Sunday, March 18, 2007
RACEY TRACEEEE
Attention, Honda: before attempting to fix the planet, perhaps you could build a car capable of scoring points in a Formula One race. By the way, who dreamed up Honda’s Holy Gaia concept in the first place?
The idea was that of Simon Fuller, whose 19 Entertainment company guided the careers of the Spice Girls and created the “American Idol” television program. He has been working with the Honda team since last year.
Speaking of Formula One and dumb, here’s Traceeee Hutchison:
Surely these silly car races have got to stop sometime? It’s just so blatantly wasteful.

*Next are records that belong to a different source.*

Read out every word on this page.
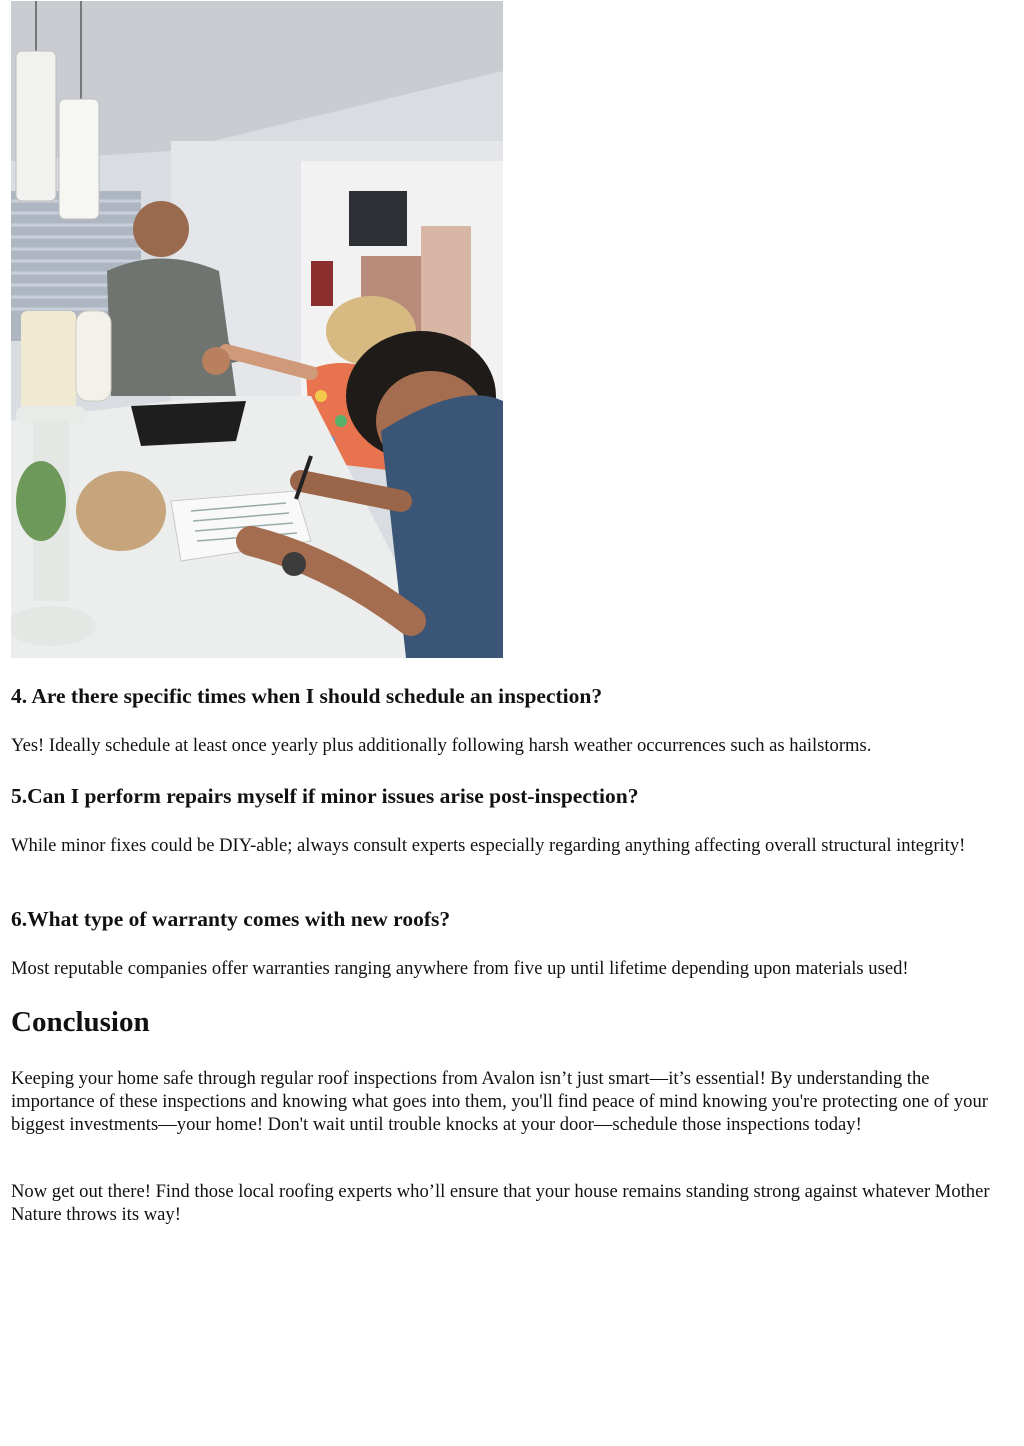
4. Are there specific times when I should schedule an inspection?

Yes! Ideally schedule at least once yearly plus additionally following harsh weather occurrences such as hailstorms.

5.Can I perform repairs myself if minor issues arise post-inspection?

While minor fixes could be DIY-able; always consult experts especially regarding anything affecting overall structural integrity!

6.What type of warranty comes with new roofs?

Most reputable companies offer warranties ranging anywhere from five up until lifetime depending upon materials used!

Conclusion

Keeping your home safe through regular roof inspections from Avalon isn’t just smart—it’s essential! By understanding the importance of these inspections and knowing what goes into them, you'll find peace of mind knowing you're protecting one of your biggest investments—your home! Don't wait until trouble knocks at your door—schedule those inspections today!

Now get out there! Find those local roofing experts who’ll ensure that your house remains standing strong against whatever Mother Nature throws its way!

Consume. Consume. Consume. Vroom. Vroom. Vroom. We’ve gone so mad on consumption that we can’t even recognise our own barbaric man versus nature behaviour. Put simply, driving cars at too-fast speed round and round in circles is idiocy, not sport. I just don’t get it.
Too fast? Well, that gets slowpoke Honda off the hook. Traceeee’s view of motor racing is common among certain bookish types, who assume the sport to be base and elemental. A friend of mine (who has occasionally contributed to The Age) was astonished a few years ago when I told her I was driving to Melbourne to watch the Grand Prix; intelligent people (she thinks I’m intelligent, bless her) simply don’t do such things. Yet if I’d told her I was flying to Germany to watch World Cup players smack a ball around with their heads, she’d have been fine with it. It’s as though these people - how would Catherine Deveny put it? - have no imagination. I bet Traceeee thinks you start an F1 car with a key. She continues:
Cars, and the precious petrol most of us still run them on, are at their best when driven at the speed limit and with a particular destination in mind.
Joyless puritan leftist alert! From a future Grandma Hutchison column: “Sex is best when performed within marriage for the purposes of procreation.” Tut-Tut Hutch the Scoldy Oldy isn’t finished, next berating celebrities for driving in a support race:
Is it too old fashioned to wonder if any of those competing celebrities thought much about the broader conundrum their taking part might actually pose? Their being role models and all? Just think about the potential of that new generation of kiddies watching their almost famous idols thinking, “Gee, when I grow up I wanna get into a hotted up car and drive rooly, rooly fast.”
Those “hotted up cars”? They were little BMWs essentially modified only for safety. Is it too old fashioned to wonder if Traceeee might one day check something before publishing?
(Incidentally, someone should tell Traceeee that her ABC co-star was once one of those “almost famous idols” destroying children’s minds by driving in a Grand Prix celebrity race. Oops!)